Accordingly, we recommit this case to the administrative judge for further subsidiary findings of fact consistent with this opinion.

So ordered.

_____________________
Patricia A. Costigan
Administrative Law Judge

_____________________
Susan Maze-Rothstein
Administrative Law Judge

_____________________
William A. McCarthy
Administrative Law Judge

Filed: March 11, 2003






1 The employee's April 1998 lump sum settlement with Wausau precluded a claim for weekly incapacity benefits, but because liability for the1996 injury had been established, her rights to future medical benefits remained open. See G.L. c. 152, 48(2)

2 Although technically incorrect in light of Wausau's appeal of the conference order against it, we take the judge's decision to mean that the medical benefits for treatment prior to November 21, 1998 -- which the judge, at conference, had ordered Wausau to pay -- remained unaffected by the hearing decision. The employee's claim against Wausau at hearing was for medical benefits from and after November 21, 1998. (Tr. 5.)
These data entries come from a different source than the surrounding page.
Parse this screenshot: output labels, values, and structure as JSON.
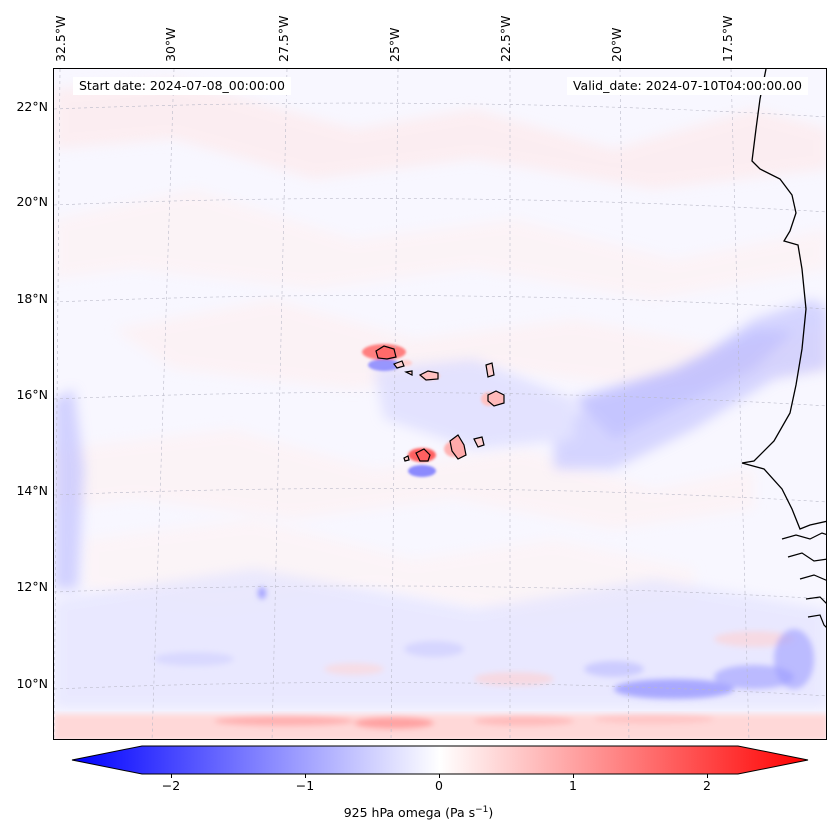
{
  "header": {
    "start_date": "Start date: 2024-07-08_00:00:00",
    "valid_date": "Valid_date: 2024-07-10T04:00:00.00"
  },
  "axes": {
    "lon_labels": [
      "32.5°W",
      "30°W",
      "27.5°W",
      "25°W",
      "22.5°W",
      "20°W",
      "17.5°W"
    ],
    "lat_labels": [
      "22°N",
      "20°N",
      "18°N",
      "16°N",
      "14°N",
      "12°N",
      "10°N"
    ]
  },
  "colorbar": {
    "ticks": [
      "−2",
      "−1",
      "0",
      "1",
      "2"
    ],
    "label": "925 hPa omega (Pa s",
    "label_sup": "−1",
    "label_end": ")",
    "min_color": "#0000ff",
    "mid_color": "#ffffff",
    "max_color": "#ff0000"
  }
}
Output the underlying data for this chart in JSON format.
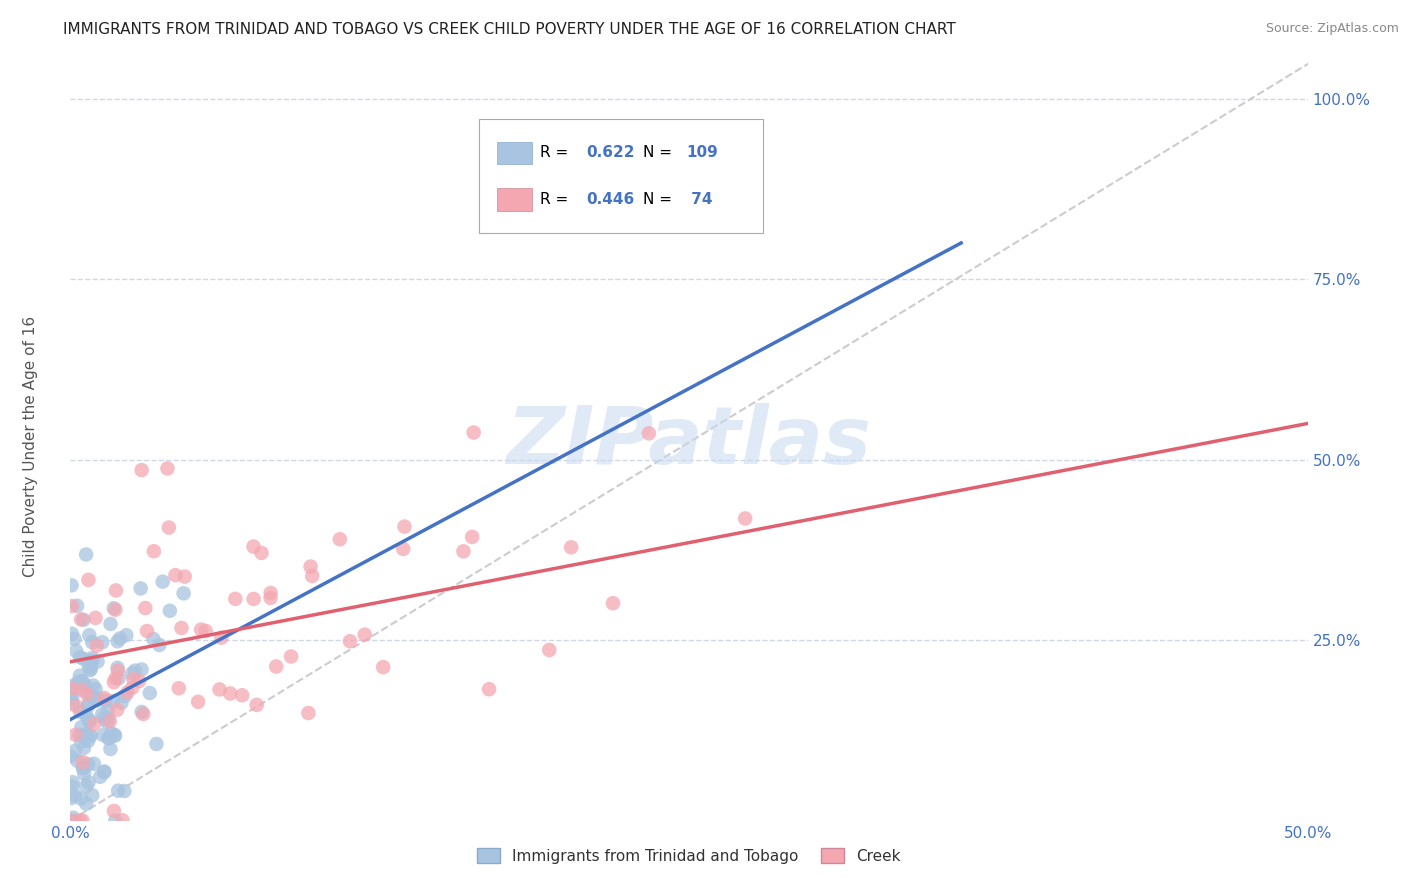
{
  "title": "IMMIGRANTS FROM TRINIDAD AND TOBAGO VS CREEK CHILD POVERTY UNDER THE AGE OF 16 CORRELATION CHART",
  "source": "Source: ZipAtlas.com",
  "ylabel": "Child Poverty Under the Age of 16",
  "xlim": [
    0.0,
    0.5
  ],
  "ylim": [
    0.0,
    1.05
  ],
  "xtick_positions": [
    0.0,
    0.1,
    0.2,
    0.3,
    0.4,
    0.5
  ],
  "xticklabels": [
    "0.0%",
    "",
    "",
    "",
    "",
    "50.0%"
  ],
  "ytick_positions": [
    0.0,
    0.25,
    0.5,
    0.75,
    1.0
  ],
  "ytick_labels": [
    "",
    "25.0%",
    "50.0%",
    "75.0%",
    "100.0%"
  ],
  "blue_R": 0.622,
  "blue_N": 109,
  "pink_R": 0.446,
  "pink_N": 74,
  "blue_color": "#a8c4e0",
  "pink_color": "#f4a7b0",
  "blue_line_color": "#4472c4",
  "pink_line_color": "#e06070",
  "diag_line_color": "#cccccc",
  "background_color": "#ffffff",
  "grid_color": "#d0d8e8",
  "title_color": "#222222",
  "axis_label_color": "#4472c4",
  "legend_R_color": "#4472c4",
  "legend_N_color": "#4472c4",
  "watermark": "ZIPatlas",
  "watermark_color": "#c8d8f0",
  "blue_line_x": [
    0.0,
    0.36
  ],
  "blue_line_y": [
    0.14,
    0.8
  ],
  "pink_line_x": [
    0.0,
    0.5
  ],
  "pink_line_y": [
    0.22,
    0.55
  ]
}
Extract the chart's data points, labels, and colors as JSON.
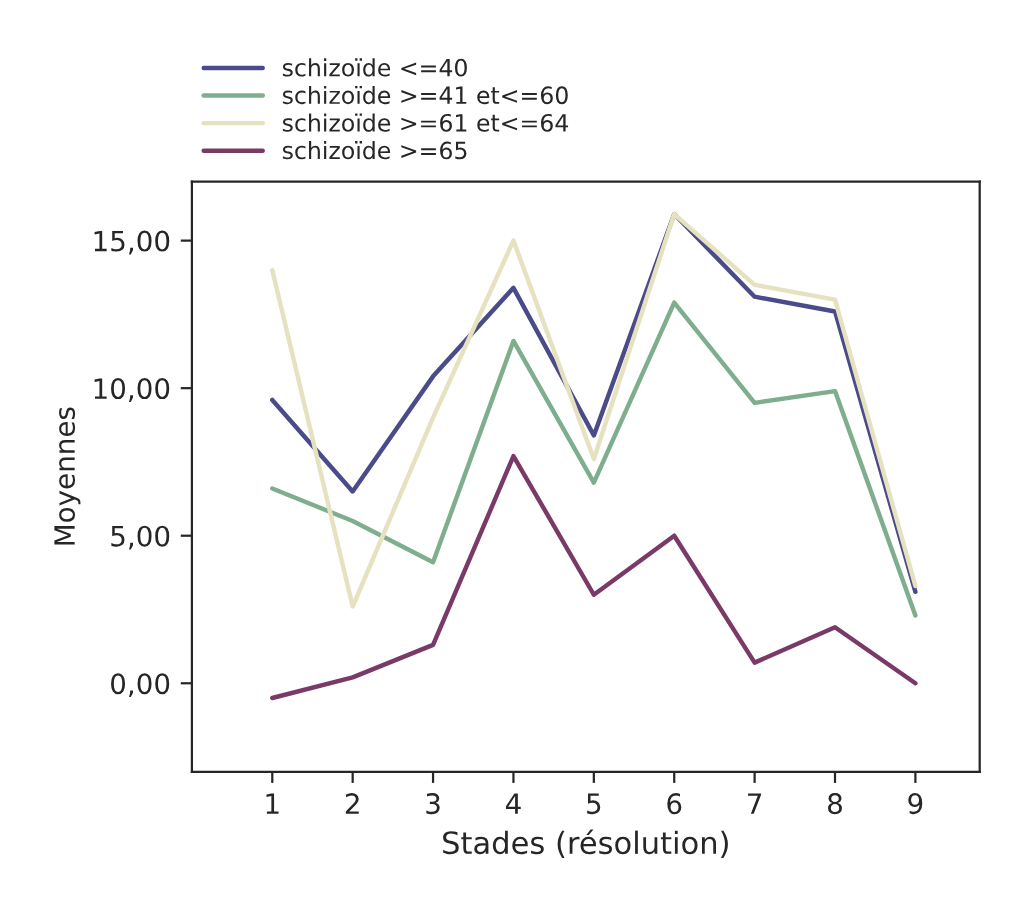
{
  "chart_data": {
    "type": "line",
    "xlabel": "Stades (résolution)",
    "ylabel": "Moyennes",
    "x": [
      1,
      2,
      3,
      4,
      5,
      6,
      7,
      8,
      9
    ],
    "xlim": [
      0,
      9.8
    ],
    "xticks": [
      1,
      2,
      3,
      4,
      5,
      6,
      7,
      8,
      9
    ],
    "ylim": [
      -3,
      17
    ],
    "yticks": [
      {
        "value": 0,
        "label": "0,00"
      },
      {
        "value": 5,
        "label": "5,00"
      },
      {
        "value": 10,
        "label": "10,00"
      },
      {
        "value": 15,
        "label": "15,00"
      }
    ],
    "grid": false,
    "legend": "top left",
    "marker": "none",
    "line_style": "solid",
    "series": [
      {
        "name": "schizoïde <=40",
        "color": "#4b4b8a",
        "values": [
          9.6,
          6.5,
          10.4,
          13.4,
          8.4,
          15.9,
          13.1,
          12.6,
          3.1
        ]
      },
      {
        "name": "schizoïde >=41 et<=60",
        "color": "#7fae8e",
        "values": [
          6.6,
          5.5,
          4.1,
          11.6,
          6.8,
          12.9,
          9.5,
          9.9,
          2.3
        ]
      },
      {
        "name": "schizoïde >=61 et<=64",
        "color": "#e6e2c0",
        "values": [
          14.0,
          2.6,
          9.0,
          15.0,
          7.6,
          15.9,
          13.5,
          13.0,
          3.3
        ]
      },
      {
        "name": "schizoïde >=65",
        "color": "#7a3a68",
        "values": [
          -0.5,
          0.2,
          1.3,
          7.7,
          3.0,
          5.0,
          0.7,
          1.9,
          0.0
        ]
      }
    ]
  }
}
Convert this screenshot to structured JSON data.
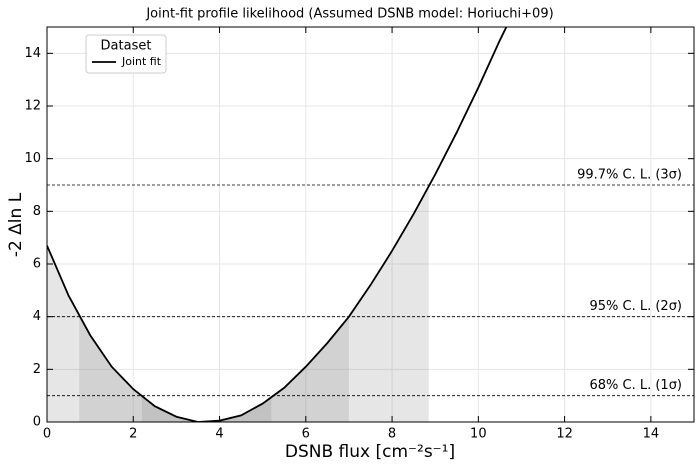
{
  "chart_data": {
    "type": "line",
    "title": "Joint-fit profile likelihood (Assumed DSNB model: Horiuchi+09)",
    "x_label": "DSNB flux [cm⁻²s⁻¹]",
    "y_label": "-2 Δln L",
    "xlim": [
      0,
      15
    ],
    "ylim": [
      0,
      15
    ],
    "xticks": [
      0,
      2,
      4,
      6,
      8,
      10,
      12,
      14
    ],
    "yticks": [
      0,
      2,
      4,
      6,
      8,
      10,
      12,
      14
    ],
    "grid": true,
    "legend_title": "Dataset",
    "legend_position": "upper left",
    "series": [
      {
        "name": "Joint fit",
        "color": "#000000",
        "x": [
          0,
          0.5,
          1,
          1.5,
          2,
          2.5,
          3,
          3.5,
          4,
          4.5,
          5,
          5.5,
          6,
          6.5,
          7,
          7.5,
          8,
          8.5,
          9,
          9.5,
          10,
          10.5,
          10.65
        ],
        "y": [
          6.7,
          4.8,
          3.3,
          2.1,
          1.25,
          0.6,
          0.2,
          0.0,
          0.05,
          0.25,
          0.7,
          1.3,
          2.1,
          3.0,
          4.0,
          5.2,
          6.5,
          7.9,
          9.4,
          11.0,
          12.7,
          14.5,
          15
        ]
      }
    ],
    "bands": [
      {
        "x": [
          0,
          8.85
        ]
      },
      {
        "x": [
          0.75,
          7.0
        ]
      },
      {
        "x": [
          2.2,
          5.2
        ]
      }
    ],
    "band_color": "#808080",
    "levels": [
      {
        "y": 1,
        "label": "68% C. L. (1σ)"
      },
      {
        "y": 4,
        "label": "95% C. L. (2σ)"
      },
      {
        "y": 9,
        "label": "99.7% C. L. (3σ)"
      }
    ]
  }
}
3 It is axiomatic that the employee bore the burden of proving every element of her claim, including incapacity. Valdes v. Tewksbury Hosp., 16 Mass. Workers' Comp. Rep. 196, 198 (2002), citing Ginley's Case, 244 Mass. 346, 347-348 (1923). Moreover, the issues of causation and medical disability presented by her claims against successive insurers required expert medical opinion. See Josi's Case, 324 Mass. 415 (1949); Goodsell v. Nashoba Painters, Inc., 16 Mass. Workers' Comp. Rep. 104, 107 (2002). There were no § 11A motions for additional medical evidence to address the period of claimed total disability prior to the impartial doctor's examination date opinion. See George v. Chelsea Hous. Auth., 10 Mass. Workers' Comp. Rep. 22 (1996) (propriety of § 11A(2) motion allowance where gap in medical evidence). Nor did the administrative judge, on her own initiative, authorize the submission of additional medical testimony, as permitted by § 11A(2). Thus, the absence of medical evidence as to the total incapacity claimed would otherwise require us to vacate the judge's award of § 34 benefits from December 1, 1998 through June 21, 2000. The second insurer, however, has not argued that the award was erroneous as to the extent of incapacity, only that it was not liable to pay the award. Therefore, we do not review that award, notwithstanding the judge's finding -- in direct contradiction to her award -- of "no medical evidence to support the employee's claim for total disability benefits from April 1, 1999 and continuing." (Dec. 9; emphasis added.)